One final Iggy thought: With Amarin expected to get FDA approval to treat up to 40 million patients with elevated triglycerides, approximately 10 times the size of Lovaza's patient population indications, why would Amarin even pursue another clinical trial to prove that its pure EPA fish oil can reduce cardiac events (e.g. heart attacks, etc)?
The answer lies in a large randomized clinical trial in Japan published a few years ago: The JELIS STUDY
The Jelis Study was large: 18,645 patients. It evaluated only EPA fish oil's effectiveness (not DHA). In the Total Cohort graph, no triglyceride minimum numbers were required to be eligible to participate. Total cholesterol higher than 250 mg/dL was required for eligibility as well as having risk factors for heart disease. Patients were divided into 2 groups: One group on Statins and the other on Statins and EPA fish oil.
After mean follow-up of 4.6 years, the primary endpoint of major coronary events, defined as sudden cardiac death, fatal or nonfatal myocardial infarction (heart attack), unstable angina pectoris (cardiac chest pain), and coronary artery bypass graft/percutaneous coronary intervention (CABG/PCI), was significantly reduced by 19% in the EPA fish oil group compared with the statin-only group.

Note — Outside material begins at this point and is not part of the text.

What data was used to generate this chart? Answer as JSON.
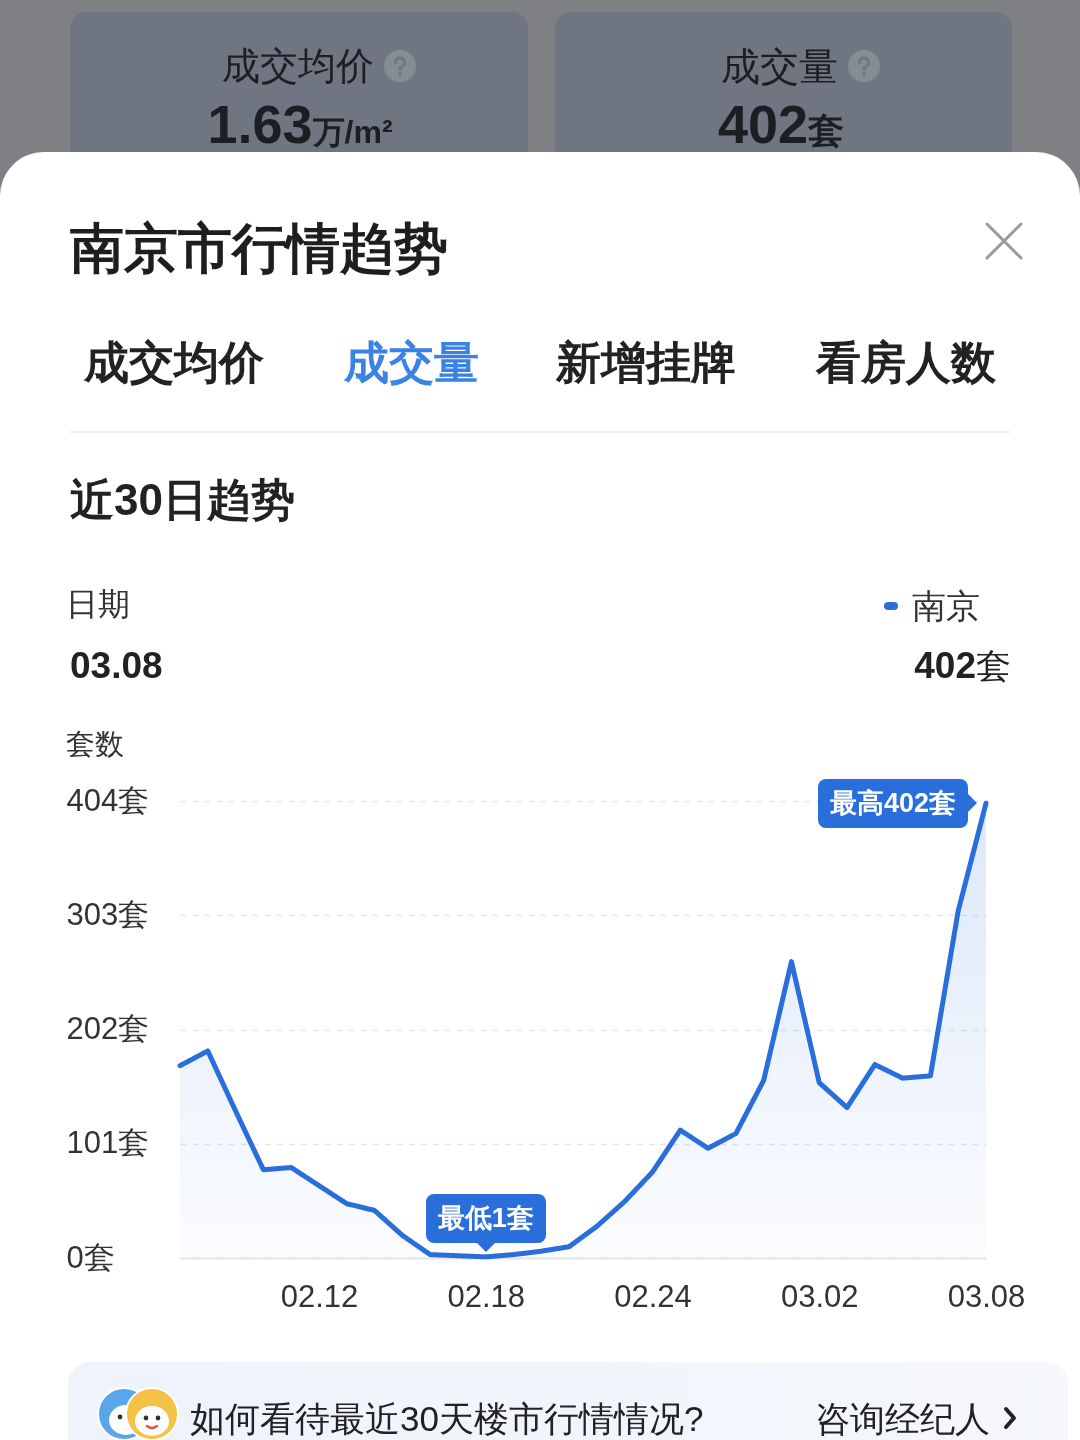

In a Sub Group analysis published in 2008, in patients who had both high triglycerides (above 150 mg/dL) and low HDL "good" cholesterol (less than 40 mg/dL), pure EPA treatment suppressed the risk of cardiac events by 53%.
Read that sentence again: Based on the JELIS Study, In High Risk patients (TG above 150 mg/dL and HDL cholesterol less than 40 mg/dL), pure EPA fish oil (plus statin) suppressed the risk of cardiac events by 53%. There are not many "natural" products on the market that will lower cardiac events by 53%.
If Amarin's REDUCE-IT study mimics the results of the JELIS Study, we may be looking at a paradigm change in cardiovascular disease prevention and treatment.
Amarin Fish Oil FDA Approval Decision Date: July 2012.